Thai Fried Rice with Chicken
Thai Fried Rice with Chicken (khao pad gai – ข้าวผัดไก่) is a very easy dish to make, and a great way to use up leftover rice.
- 1 cup cooked jasmine rice, day old (a bit dry) is best
- 1/4 cup sliced onion
- 1 1/2 teaspoons finely chopped garlic
- 2 tablespoons chopped scallions (both white and green parts)
- 1/3 cup diced tomato
- 1/3 cup small slices of chicken meat
- 1/2 teaspoon salt
- 1/2 teaspoon white soy sauce
- 1/4 teaspoon white sugar
- 1/4 teaspoon golden mountain soy sauce *optional
- 1 egg
- 1/8 teaspoon white pepper powder
- garnish with coriander, lime wedge and cucumber slices
- Prepare all your ingredients: chop the tomato into medium-sized pieces, slice the onion into thin strips, finely chop the garlic and chop the scallions. Slice the cucumbers and chicken.
- Heat the oil on high until hot. Add the onion. Stir well and when it’s softened add the garlic. When the garlic is slightly browned add the chicken. Stir well. Keep flipping the chicken until it’s white on all sides.
- Add the rice and stir well. Add the tomatoes and mix.
- Push the rice to the side of the pan and add a bit more oil. Crack an egg on the oil and mix in the pan. Let set. When solid, flip the rice on top and mix well.
- Add the soy sauces, sugar and salt. Turn off heat.

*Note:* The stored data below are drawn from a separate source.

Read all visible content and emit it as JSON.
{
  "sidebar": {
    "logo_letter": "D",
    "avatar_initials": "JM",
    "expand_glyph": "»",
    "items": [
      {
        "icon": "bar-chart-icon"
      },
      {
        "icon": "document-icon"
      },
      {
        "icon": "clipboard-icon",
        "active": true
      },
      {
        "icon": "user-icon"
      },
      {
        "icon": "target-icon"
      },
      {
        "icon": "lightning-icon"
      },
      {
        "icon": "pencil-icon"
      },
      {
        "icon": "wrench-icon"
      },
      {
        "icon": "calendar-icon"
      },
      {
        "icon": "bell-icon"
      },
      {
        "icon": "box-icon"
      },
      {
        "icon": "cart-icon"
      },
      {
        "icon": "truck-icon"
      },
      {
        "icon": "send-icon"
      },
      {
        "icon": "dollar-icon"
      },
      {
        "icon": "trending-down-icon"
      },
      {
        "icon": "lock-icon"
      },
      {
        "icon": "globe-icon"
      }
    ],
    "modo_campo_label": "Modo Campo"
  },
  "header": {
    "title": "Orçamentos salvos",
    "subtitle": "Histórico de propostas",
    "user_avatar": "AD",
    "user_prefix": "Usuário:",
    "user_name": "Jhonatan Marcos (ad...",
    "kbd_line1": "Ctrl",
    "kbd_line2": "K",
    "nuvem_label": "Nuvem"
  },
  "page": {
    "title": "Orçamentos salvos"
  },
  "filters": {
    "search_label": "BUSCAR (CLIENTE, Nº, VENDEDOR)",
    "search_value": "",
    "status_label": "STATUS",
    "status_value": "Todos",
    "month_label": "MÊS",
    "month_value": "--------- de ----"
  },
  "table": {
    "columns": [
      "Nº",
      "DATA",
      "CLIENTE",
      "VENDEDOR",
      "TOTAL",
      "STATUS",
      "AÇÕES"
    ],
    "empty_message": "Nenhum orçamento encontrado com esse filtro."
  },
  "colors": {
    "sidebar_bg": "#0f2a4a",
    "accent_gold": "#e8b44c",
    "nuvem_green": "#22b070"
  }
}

- Add 1/2 of the scallions and white pepper powder and mix well. Turn onto a plate and garnish with the rest of the scallions, coriander, a piece of lime and the cucumber slices.
- Serve with a small bowl of fish sauce with sliced chilies (prik naam plaa).
You can substitute any meat you want - beef, chicken, pork, shrimp, crab meat, cooked chicken (boiled or baked), ham, hot dogs, chinese sausages, beef jerky, salted chicken, whatever...be creative
For vegetarians - try veggie meat or fried tofu pieces with the rice, or just leave out all together.
Chinese Broccoli is also good in this dish. Cut into small pieces and add after the meat.